Episode 63 : sérieusement Madame Lagarde...

Le DRHache

Dixit notre chère ministre de l'économie, « les femmes projettent moins de libido, moins de testostérone » que les hommes. Elles ont moins la volonté d'écraser leur partenaire. Une déclaration qui désole notre DRHache. Cette semaine petit cours de rattrapage sur l'histoire tumultueuse des relations hommes-femmes.

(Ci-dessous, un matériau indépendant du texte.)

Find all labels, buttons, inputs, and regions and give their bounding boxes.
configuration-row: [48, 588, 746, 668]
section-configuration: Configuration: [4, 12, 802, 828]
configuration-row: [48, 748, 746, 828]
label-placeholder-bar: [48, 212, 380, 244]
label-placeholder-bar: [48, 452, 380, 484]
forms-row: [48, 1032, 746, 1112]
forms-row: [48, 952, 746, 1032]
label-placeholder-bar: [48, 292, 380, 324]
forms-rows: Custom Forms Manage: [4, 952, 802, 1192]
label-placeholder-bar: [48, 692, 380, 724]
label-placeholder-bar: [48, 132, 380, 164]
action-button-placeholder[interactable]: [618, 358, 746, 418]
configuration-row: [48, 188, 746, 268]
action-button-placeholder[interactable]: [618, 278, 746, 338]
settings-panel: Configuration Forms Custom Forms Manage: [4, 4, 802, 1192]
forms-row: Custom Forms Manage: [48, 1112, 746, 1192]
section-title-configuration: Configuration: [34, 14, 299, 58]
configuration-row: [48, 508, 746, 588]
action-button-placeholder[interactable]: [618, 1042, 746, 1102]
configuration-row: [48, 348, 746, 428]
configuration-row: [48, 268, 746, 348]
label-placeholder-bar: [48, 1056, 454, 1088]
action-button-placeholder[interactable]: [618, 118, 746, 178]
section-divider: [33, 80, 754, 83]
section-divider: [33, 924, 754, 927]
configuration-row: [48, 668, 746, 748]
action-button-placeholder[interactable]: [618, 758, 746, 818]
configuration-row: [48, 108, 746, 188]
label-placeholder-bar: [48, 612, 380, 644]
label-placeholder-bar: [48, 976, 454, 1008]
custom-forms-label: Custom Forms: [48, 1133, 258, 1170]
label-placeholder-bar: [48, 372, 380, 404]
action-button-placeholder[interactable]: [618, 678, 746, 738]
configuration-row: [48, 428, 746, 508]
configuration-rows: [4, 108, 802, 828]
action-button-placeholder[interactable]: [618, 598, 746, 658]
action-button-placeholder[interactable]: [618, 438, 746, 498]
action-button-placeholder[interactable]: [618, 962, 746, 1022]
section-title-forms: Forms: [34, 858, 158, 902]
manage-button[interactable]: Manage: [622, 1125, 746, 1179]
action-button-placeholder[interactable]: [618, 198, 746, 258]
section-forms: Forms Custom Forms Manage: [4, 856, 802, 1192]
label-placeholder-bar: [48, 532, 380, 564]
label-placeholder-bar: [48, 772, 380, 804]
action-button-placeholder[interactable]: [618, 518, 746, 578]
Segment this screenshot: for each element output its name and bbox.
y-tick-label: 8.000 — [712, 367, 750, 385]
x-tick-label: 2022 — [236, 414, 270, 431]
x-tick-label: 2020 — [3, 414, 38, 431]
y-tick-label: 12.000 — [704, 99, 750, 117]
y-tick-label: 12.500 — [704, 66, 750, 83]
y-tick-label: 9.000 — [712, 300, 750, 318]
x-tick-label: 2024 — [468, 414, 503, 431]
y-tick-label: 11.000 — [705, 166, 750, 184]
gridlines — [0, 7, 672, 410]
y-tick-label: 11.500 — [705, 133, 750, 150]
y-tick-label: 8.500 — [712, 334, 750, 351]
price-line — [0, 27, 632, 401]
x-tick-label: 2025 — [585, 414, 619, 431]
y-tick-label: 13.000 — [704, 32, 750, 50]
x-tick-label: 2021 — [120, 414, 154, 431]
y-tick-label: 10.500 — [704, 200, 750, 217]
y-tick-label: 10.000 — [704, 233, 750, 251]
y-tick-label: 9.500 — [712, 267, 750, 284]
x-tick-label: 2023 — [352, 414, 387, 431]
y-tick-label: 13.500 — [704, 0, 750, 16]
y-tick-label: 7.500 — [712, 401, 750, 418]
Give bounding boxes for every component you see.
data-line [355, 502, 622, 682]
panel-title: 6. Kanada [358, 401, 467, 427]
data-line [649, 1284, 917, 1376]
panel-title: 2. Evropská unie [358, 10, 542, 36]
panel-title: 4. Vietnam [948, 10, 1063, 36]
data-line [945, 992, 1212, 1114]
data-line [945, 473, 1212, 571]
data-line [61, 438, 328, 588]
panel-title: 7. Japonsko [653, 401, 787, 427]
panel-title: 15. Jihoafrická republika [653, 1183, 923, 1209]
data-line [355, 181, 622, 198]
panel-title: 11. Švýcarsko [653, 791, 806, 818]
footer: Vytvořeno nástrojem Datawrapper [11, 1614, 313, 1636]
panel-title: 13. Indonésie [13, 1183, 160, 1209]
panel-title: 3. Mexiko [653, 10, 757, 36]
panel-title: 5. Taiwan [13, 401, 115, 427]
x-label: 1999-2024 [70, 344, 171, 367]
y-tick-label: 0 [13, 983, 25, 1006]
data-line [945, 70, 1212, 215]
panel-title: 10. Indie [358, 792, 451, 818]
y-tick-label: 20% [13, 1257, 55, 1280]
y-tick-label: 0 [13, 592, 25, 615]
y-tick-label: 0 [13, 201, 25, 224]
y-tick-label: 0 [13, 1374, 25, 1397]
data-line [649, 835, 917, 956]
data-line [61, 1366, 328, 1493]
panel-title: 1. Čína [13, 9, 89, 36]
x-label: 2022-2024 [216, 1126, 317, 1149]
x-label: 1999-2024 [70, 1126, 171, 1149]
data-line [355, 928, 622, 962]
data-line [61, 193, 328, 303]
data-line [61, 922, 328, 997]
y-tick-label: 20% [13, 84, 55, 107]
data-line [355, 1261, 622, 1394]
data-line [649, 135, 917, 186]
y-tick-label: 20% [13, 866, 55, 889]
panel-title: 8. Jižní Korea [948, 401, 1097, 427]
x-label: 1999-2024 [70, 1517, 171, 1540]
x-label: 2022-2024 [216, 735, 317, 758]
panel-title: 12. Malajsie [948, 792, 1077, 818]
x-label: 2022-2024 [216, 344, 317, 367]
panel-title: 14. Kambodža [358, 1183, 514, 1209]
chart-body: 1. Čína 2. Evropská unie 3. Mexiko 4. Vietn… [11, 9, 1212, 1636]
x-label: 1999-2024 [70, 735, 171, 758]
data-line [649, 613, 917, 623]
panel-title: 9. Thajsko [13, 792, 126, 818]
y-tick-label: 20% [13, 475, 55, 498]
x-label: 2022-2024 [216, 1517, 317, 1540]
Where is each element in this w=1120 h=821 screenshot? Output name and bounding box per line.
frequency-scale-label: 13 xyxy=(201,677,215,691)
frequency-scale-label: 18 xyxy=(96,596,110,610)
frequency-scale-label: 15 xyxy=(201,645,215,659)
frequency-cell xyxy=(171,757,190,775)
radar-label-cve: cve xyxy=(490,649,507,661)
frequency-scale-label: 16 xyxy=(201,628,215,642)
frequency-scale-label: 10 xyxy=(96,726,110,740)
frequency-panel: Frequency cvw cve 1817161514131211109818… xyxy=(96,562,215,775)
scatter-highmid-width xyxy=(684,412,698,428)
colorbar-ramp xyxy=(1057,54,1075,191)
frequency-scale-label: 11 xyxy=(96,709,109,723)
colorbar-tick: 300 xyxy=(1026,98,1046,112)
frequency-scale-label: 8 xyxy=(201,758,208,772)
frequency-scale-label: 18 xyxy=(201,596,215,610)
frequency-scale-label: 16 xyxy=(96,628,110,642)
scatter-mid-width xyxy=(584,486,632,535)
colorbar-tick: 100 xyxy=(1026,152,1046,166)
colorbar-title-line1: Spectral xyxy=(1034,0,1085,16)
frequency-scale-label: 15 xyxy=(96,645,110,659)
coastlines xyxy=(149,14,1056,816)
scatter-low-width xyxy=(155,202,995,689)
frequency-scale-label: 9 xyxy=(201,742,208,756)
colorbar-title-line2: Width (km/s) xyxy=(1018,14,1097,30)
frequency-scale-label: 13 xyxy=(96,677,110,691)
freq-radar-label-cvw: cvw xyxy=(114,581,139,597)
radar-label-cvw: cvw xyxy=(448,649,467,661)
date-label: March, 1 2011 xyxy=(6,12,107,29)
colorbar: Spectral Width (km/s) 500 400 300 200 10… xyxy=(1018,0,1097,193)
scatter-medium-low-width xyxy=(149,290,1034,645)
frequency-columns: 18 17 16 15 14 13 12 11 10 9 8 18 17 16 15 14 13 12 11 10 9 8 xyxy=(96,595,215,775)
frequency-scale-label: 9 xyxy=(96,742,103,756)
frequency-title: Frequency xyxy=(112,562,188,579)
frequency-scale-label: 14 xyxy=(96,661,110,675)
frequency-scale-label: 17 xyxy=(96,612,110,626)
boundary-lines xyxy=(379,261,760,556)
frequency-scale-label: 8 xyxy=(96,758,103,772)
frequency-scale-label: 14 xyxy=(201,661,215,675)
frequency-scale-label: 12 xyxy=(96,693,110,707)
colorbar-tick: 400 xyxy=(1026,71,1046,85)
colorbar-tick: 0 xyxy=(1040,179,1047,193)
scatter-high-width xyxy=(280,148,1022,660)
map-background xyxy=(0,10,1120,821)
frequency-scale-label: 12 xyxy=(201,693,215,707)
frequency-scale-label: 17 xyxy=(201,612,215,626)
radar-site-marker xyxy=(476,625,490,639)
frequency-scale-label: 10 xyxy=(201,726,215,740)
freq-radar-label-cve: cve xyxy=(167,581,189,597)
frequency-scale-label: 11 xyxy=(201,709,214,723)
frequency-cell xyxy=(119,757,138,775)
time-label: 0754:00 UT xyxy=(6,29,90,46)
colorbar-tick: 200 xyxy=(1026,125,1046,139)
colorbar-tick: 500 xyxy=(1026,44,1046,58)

Nous sommes en 2010. Les inégalités entre les hommes et les femmes en entreprise sont encore flagrantes.

 

Notamment parce qu'on en parle et qu'il y a trente ans on balbutiait. On ne va pas refaire un historique des droits de la femme, mais globalement on peut distinguer plusieurs stades.

 

-De la préhistoire à antiquité : les hommes tirent les femmes par les cheveux même a l'âge adulte, et profitent de leur force musculaire pour imposer 100% de leurs volontés, avec une nette prédominance pour l'aspect sexuel.

 

 

-De l'antiquité au Moyen Âge : les hommes évoluent, et préfèrent justifier leur prédominance musculaire et donc morale par des lois, des us des coutumes qui leur assurent la force et le bon droit. Les femmes se rabattent sur ce qui leur reste : le pouvoir d'influence. Du coté sexuel, pas de grande évolution, si ce n'est une sublimation de la femme en tant qu'objet, c'est l'amour courtois.

 

 

-Du Moyen Âge aux temps modernes : c'est pas comme si on avait le temps de s'occuper de tout non plus, trompez vos maris discrètement, ennuyez vous et mangez un peu d'arsenic dans l'arrière salle d'une pharmacie pour vous détendre, mesdames.

 

 

-Le vingtième siècle : bon ben nous on va faire la guerre et mourir, vous pouvez gérer le tout pendant qu'on fait les cons ? Et le les femmes, profitant d'un droit tendant quand même de plus en plus vers le respect de l'individu, commencent à demander des droits, et un peu de reconnaissance.

 

Les suffragettes des années 20, qui font marrer tout le monde sauf leurs maris, mais elles ne sont souvent pas mariées donc ça va.

 

Le Mouvement de libération des femmes, qui part dans l'extrême inverse, à partir des années 60, et confond pouvoir et port de la moustache, du coup elles se la laissent pousser.

 

Arrive enfin la pilule, et le contrôle des naissances va permettre de déverrouiller la porte d'une prison entretenue avec le sourire par les hommes qui essayent passivement de faire perdurer un système qui les arrange.

 

Les années 80 totalement dépourvues de charmes politiques quelconques, sont tournées vers l'efficacité. On voit donc apparaitre une génération vivant sans le savoir les prémices d'une normalisation massive que l'on appellera la mondialisation, et qui ne portera pas que sur les biens. Donc les femmes arrivent sur le marché du travail en masse, et avec des qualifications qui rejoignent assez vite voire dépassent celles des hommes, car elles ont quelque preuves à faire.

 

Ça ne peut pas se faire en deux ans.

 

Les retards se comblent, mais doucement. Les outils sont nombreux : quotas imposés, lois très fermes (allez jeter un coup d''oeil aux lois de 70 et 76 en Angleterre, vous allez voir, qu'ils ne rigolent pas).

 

Comme toutes les reformes, beaucoup d'abus et de crétinisme, et de viragos qui font prendre 20 ans de retard à la cause quand elles font un procès excessif. Mais tout cela va se lisser tranquillement.

 

Et la, on a Madame Lagarde qui nous dit :

 

« les femmes projettent moins de libido, moins de testostérone », et elles ont moins la volonté d'écraser leur partenaire.

 

Je passe sur la platitude du lieu commun.

 

Je me désole des trente ans de retard.

 

Mais je crois me souvenir que le manuel du parfait policier stipulait bien qu'en cas de confrontation avec un couple, il faut viser la femme d'abord : elle sera toujours plus dangereuse que l'homme parce que plus déterminée, une fois qu'elle s'y met.

 

Alors les pétales de roses....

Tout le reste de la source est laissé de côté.